= Technical trainer =

A technical trainer is an educator or teacher who trains or coaches others in some field of technology. The task requires a certain set of competencies, but many technical trainers do not hold specific technical-training qualifications. Although there are professional organizations and publications of relevance to technical trainers, few of these are specifically focused on that profession.

== Types of technical trainers ==
Although a generic professional description can be applied to all technical trainers, as is true of any profession, many specializations exist. These include information technology topics such as Computer applications and Computer Architecture and Design; biomedical technology; educational technology; Aerospace technology; and topics in the field of engineering.

== History ==
The need for technical training existed before computers or even electronics, but the term "technical trainer" has only been in the common lexicon since the mid-20th century.
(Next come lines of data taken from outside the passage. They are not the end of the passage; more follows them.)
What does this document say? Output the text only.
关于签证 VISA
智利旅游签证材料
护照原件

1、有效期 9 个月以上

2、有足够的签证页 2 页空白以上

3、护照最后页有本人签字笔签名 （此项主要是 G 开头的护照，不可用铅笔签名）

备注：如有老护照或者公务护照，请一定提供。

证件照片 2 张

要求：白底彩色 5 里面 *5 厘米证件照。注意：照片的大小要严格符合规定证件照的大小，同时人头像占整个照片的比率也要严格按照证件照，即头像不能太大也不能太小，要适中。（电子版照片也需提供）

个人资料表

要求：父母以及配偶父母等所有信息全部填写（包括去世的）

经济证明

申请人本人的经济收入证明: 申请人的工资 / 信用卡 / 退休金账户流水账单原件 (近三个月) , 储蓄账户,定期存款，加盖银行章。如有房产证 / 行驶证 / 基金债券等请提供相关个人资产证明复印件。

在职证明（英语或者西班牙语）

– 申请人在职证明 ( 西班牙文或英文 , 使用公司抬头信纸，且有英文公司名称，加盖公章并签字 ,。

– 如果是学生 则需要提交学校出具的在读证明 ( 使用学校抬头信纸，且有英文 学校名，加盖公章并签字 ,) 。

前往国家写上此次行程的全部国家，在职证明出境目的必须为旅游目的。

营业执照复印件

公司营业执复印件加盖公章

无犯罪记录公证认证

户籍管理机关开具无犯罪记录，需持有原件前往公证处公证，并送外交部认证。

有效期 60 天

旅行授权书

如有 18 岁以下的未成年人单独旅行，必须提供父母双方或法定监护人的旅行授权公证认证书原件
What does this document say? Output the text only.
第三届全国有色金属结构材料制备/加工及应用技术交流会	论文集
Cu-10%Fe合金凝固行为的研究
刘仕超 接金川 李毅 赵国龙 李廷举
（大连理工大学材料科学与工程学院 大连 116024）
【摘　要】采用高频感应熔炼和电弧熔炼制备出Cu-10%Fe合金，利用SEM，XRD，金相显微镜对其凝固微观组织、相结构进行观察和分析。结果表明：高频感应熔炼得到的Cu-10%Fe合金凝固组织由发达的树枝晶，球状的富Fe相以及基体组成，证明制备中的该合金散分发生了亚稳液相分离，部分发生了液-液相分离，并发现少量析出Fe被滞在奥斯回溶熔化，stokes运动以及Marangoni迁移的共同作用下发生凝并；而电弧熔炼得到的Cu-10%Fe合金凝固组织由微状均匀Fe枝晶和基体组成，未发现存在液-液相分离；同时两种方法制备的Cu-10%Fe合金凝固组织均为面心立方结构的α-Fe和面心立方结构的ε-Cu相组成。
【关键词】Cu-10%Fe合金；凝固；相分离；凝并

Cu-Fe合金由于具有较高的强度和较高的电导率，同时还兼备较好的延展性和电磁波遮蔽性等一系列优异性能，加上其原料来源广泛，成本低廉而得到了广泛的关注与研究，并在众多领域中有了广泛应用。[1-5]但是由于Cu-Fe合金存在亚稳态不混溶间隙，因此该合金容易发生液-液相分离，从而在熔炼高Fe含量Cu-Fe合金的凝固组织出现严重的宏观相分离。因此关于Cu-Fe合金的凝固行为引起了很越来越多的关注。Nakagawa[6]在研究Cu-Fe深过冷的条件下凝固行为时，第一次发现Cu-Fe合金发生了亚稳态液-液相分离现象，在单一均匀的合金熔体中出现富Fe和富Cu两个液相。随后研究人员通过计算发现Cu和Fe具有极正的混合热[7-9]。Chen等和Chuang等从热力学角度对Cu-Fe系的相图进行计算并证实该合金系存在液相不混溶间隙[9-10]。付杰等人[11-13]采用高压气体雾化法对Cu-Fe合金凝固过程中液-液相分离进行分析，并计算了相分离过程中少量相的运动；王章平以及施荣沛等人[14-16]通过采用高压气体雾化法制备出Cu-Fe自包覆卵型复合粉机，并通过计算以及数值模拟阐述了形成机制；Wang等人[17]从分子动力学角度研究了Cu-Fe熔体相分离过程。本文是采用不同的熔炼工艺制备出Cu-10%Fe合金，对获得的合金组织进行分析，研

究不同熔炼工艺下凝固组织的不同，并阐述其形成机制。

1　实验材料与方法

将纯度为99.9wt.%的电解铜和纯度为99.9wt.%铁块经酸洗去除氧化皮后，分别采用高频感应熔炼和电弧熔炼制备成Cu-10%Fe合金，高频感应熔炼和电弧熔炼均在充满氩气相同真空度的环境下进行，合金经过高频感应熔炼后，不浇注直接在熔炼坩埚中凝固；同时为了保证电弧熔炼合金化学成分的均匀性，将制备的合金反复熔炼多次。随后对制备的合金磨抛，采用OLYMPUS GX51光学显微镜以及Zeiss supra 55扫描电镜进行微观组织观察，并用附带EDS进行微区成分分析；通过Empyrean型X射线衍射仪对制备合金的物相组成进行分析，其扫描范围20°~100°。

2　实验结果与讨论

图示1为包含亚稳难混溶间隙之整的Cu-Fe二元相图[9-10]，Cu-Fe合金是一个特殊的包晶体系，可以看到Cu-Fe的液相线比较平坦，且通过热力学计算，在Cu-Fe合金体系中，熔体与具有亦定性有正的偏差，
For example, RAF Technical Training Command was a distinct unit between 1940 and 1968, providing training in aircraft maintenance and other non-flying activities to British forces.

==Competencies==
It is often pointed out that effective technical trainers need qualities over and above technical mastery. They need to have skills in working with people, and knowledge of a range of training techniques. The former National Skill Standards Board in the United States developed a set of skill standards for technical trainers.

== Certification ==
Currently, competence frameworks for technical trainers are not well developed. Among those technical trainers who have university degrees, the most frequent degree is in education; but many technical trainers are not formally qualified in the field.

Several organizations do provide certification for teachers and other educators in technology. For example, the American trade association CompTIA provides the CTT+ (Certified Technical Trainer) qualification, which is internationally recognized for trainers in the information technology field.

== Professional organizations ==
The Association for Talent Development, formerly American Society for Training and Development, is a non-profit association for workplace learning and performance professionals. It organizes two regular international conferences relevant to technical trainers: its national convention, and the Techknowledge Conference on e-learning. Up to the mid-1990s it published a magazine and hosted a conference specifically for technical trainers.

The International Society for Performance Improvement (ISPI) organizes an annual conference and other educational events, publishes books and periodicals, and supports research in performance improvement in the workplace.